Antidepressants are sometimes used in combination with other drugs to treat a variety of conditions. In some cases, the combined use of drugs that both exert serotonergic action can lead to serotonin syndrome. This is the toxic accumulation of serotonin that can trigger a cascade of potentially dangerous physical and psychiatric symptoms.

To avoid this, always advise your doctor about any and all drugs you are taking, including prescription drugs, over-the-counter medication, nutritional supplements, or herbal remedies.

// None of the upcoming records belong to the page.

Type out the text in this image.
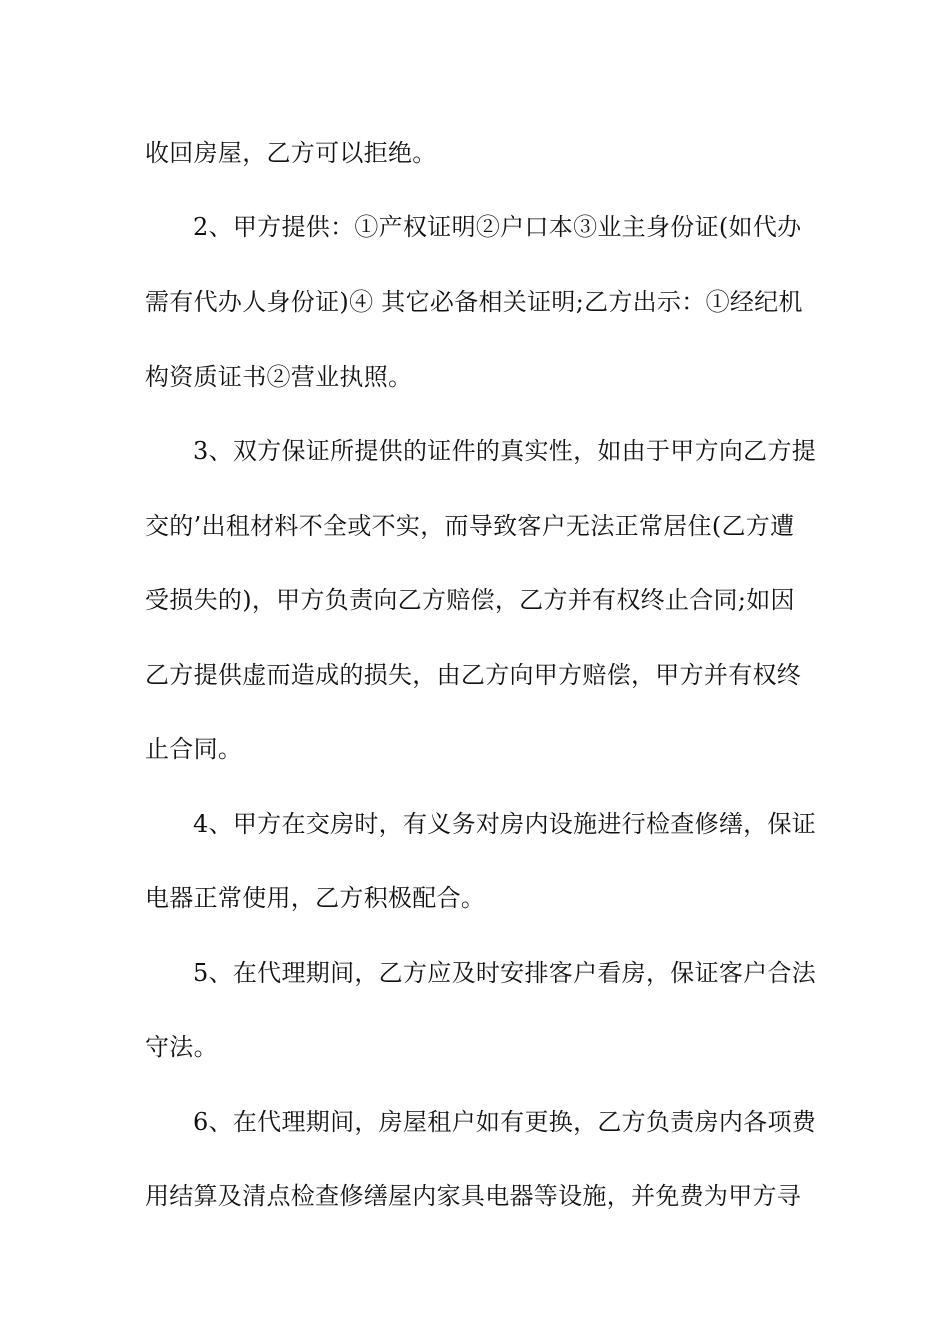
收回房屋，乙方可以拒绝。
2、甲方提供：①产权证明②户口本③业主身份证(如代办
需有代办人身份证)④ 其它必备相关证明;乙方出示：①经纪机
构资质证书②营业执照。
3、双方保证所提供的证件的真实性，如由于甲方向乙方提
交的’出租材料不全或不实，而导致客户无法正常居住(乙方遭
受损失的)，甲方负责向乙方赔偿，乙方并有权终止合同;如因
乙方提供虚而造成的损失，由乙方向甲方赔偿，甲方并有权终
止合同。
4、甲方在交房时，有义务对房内设施进行检查修缮，保证
电器正常使用，乙方积极配合。
5、在代理期间，乙方应及时安排客户看房，保证客户合法
守法。
6、在代理期间，房屋租户如有更换，乙方负责房内各项费
用结算及清点检查修缮屋内家具电器等设施，并免费为甲方寻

Antidepressants should only be used as prescribed and may take up to eight weeks before the benefits are fully felt. It is important never to stop, interrupt, decrease, or increases doses without first speaking with your doctor.

Stopping abruptly can lead to disruptive and often debilitating withdrawal symptoms, including nausea, vomiting, tremors, nightmares, dizziness, depression, and electrical shocks sensations. This can be avoided by gradually tapering the dose, preferably under the direction of a doctor.

Antidepressants should be used with extreme caution in children, teens, and younger adults. In 2007, the FDA issued a black box warning about the increased risk of suicidal thoughts and actions in people under 24 on antidepressants of any type.

Antidepressants should only be used in children, teens, and younger adults when absolutely needed and only after weighing the potential benefits of treatment against the potential risks.